Le 12 septembre 1938, à la fin d’un congrès du parti nazi à Nuremberg, Adolf Hitler appelle les Allemands des Sudètes à s’insurger. Il annonce en particulier que le 1er octobre 1938, il annexera les territoires sudètes (populations germanophones) de Tchécoslovaquie.

Le gouvernement tchèque ne peut céder. Son armée bien équipée fait face à l’Allemagne hitlérienne sur des frontières souvent peuplées de sudètes. En perdant ces territoires, Prague perdrait aussi toute capacité de défense face aux volontés expansionnistes d’Hitler.

3b) La trahison occidentale

Les gouvernements anglais, français, américain et russe sont également au pied du mur par la détermination des nazis. S’ils cèdent à Hitler sur cette question des Sudètes, ils perdent un atout militaire décisif pour un front Est face à lui vu que la guerre apparaît de plus en plus inéluctable.

L’URSS reste opposée à tout compromis avec Hitler dans la logique de ces positions en Espagne face à Franco, comme dans la logique des positions antifascistes adoptées par les partis communistes dans tous les pays d’Europe.

Le grand capital anglo-saxon pousse lui, à céder encore face à Hitler.

Comme nous l’avons déjà signalé, le gouvernement conservateur anglais d’ Arthur Neville Chamberlain a poursuivi dès sa mise en place en mai 1937 la politique conservatrice habituelle à savoir faire de l’Allemagne un partenaire économique et politique de Londres. En novembre 1937, Lord Halifax, Président du Conseil, a visité l’Allemagne, rencontré amicalement et publiquement Hitler ainsi que d’autres personnalités nazies. Cette visite est considérée comme une réussite par Chamberlain et l’ambassadeur britannique en Allemagne, Nevile Henderson.
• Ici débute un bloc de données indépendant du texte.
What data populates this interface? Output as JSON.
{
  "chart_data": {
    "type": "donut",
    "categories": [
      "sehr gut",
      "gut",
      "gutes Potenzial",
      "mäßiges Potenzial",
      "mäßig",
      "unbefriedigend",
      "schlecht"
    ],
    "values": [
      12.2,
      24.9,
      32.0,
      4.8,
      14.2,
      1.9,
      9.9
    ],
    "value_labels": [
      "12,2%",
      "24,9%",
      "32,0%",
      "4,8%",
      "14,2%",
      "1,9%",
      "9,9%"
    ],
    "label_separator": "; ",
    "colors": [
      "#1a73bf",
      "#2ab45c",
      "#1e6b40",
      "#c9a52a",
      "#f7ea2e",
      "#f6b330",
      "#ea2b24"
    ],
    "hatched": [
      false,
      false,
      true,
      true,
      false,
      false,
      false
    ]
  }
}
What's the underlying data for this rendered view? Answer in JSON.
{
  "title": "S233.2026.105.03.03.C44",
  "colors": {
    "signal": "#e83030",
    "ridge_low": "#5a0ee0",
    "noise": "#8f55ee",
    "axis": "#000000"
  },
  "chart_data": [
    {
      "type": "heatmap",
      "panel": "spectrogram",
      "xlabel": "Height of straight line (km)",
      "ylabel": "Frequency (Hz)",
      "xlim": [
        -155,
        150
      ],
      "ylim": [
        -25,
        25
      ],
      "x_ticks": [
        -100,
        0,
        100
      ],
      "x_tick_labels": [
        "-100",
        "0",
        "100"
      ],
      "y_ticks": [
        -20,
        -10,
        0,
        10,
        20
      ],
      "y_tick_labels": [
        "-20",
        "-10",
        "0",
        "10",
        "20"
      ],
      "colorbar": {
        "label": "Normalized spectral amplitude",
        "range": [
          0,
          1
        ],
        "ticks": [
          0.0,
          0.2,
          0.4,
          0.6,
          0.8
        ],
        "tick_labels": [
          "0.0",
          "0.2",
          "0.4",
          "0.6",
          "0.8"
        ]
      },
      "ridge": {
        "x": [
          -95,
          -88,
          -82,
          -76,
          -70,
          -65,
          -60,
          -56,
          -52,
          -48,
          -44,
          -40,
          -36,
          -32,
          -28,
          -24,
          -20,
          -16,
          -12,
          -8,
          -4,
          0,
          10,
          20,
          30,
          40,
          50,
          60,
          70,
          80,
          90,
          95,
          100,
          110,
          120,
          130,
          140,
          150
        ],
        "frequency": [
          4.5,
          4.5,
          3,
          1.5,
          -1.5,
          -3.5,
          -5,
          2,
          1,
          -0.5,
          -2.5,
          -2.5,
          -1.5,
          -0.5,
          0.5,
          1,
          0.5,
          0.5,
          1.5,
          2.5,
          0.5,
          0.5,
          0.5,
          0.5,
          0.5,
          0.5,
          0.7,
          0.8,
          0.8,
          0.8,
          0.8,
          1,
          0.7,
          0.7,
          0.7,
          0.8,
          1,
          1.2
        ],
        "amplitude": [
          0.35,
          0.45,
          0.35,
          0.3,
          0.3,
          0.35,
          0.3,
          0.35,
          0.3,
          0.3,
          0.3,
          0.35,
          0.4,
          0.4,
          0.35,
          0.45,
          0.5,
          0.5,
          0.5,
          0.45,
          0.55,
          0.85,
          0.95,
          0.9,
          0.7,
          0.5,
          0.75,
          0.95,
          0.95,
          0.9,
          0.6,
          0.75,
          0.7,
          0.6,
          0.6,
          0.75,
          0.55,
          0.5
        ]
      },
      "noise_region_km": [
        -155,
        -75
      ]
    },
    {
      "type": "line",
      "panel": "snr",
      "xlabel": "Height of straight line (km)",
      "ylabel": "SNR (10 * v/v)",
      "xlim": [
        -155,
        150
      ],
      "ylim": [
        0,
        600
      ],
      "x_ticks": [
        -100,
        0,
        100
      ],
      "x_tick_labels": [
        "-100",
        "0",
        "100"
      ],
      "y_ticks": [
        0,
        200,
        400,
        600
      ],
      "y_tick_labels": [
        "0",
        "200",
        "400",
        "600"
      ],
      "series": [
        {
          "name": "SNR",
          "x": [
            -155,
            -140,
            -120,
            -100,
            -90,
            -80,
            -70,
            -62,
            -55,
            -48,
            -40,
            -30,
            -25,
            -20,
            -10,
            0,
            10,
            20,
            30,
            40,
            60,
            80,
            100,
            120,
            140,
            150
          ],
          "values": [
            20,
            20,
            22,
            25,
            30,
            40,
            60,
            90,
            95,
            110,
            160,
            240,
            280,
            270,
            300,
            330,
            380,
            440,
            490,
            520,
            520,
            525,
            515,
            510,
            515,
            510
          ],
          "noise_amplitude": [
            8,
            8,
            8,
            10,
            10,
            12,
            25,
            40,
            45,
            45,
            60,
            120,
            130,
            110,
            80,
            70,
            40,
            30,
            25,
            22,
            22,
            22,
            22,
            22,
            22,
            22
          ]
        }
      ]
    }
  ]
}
Chamberlain établit également une ligne de communication privée avec Benito Mussolini. En avril 1938, la Grande Bretagne reconnaît, de fait, la conquête mussolinienne de l’Ethiopie rompant ainsi l’isolement diplomatique italien sur la question.

Le gouvernement radical d’Edouard Daladier n’est pas chaud pour prendre le risque d’une guerre contre l’Allemagne nazie sans l’alliance anglaise. De plus, les chefs militaires français insistent lourdement sur l’incapacité de l’armée à assumer cet affrontement, en particulier en raison de sa faiblesse aérienne.

 

nb  :   si ce topic ne vous convenait, passez votre chemin pour aller forumer sur des sujets conformes à votre idéologie, je ne vous en voudrais pas. Merci.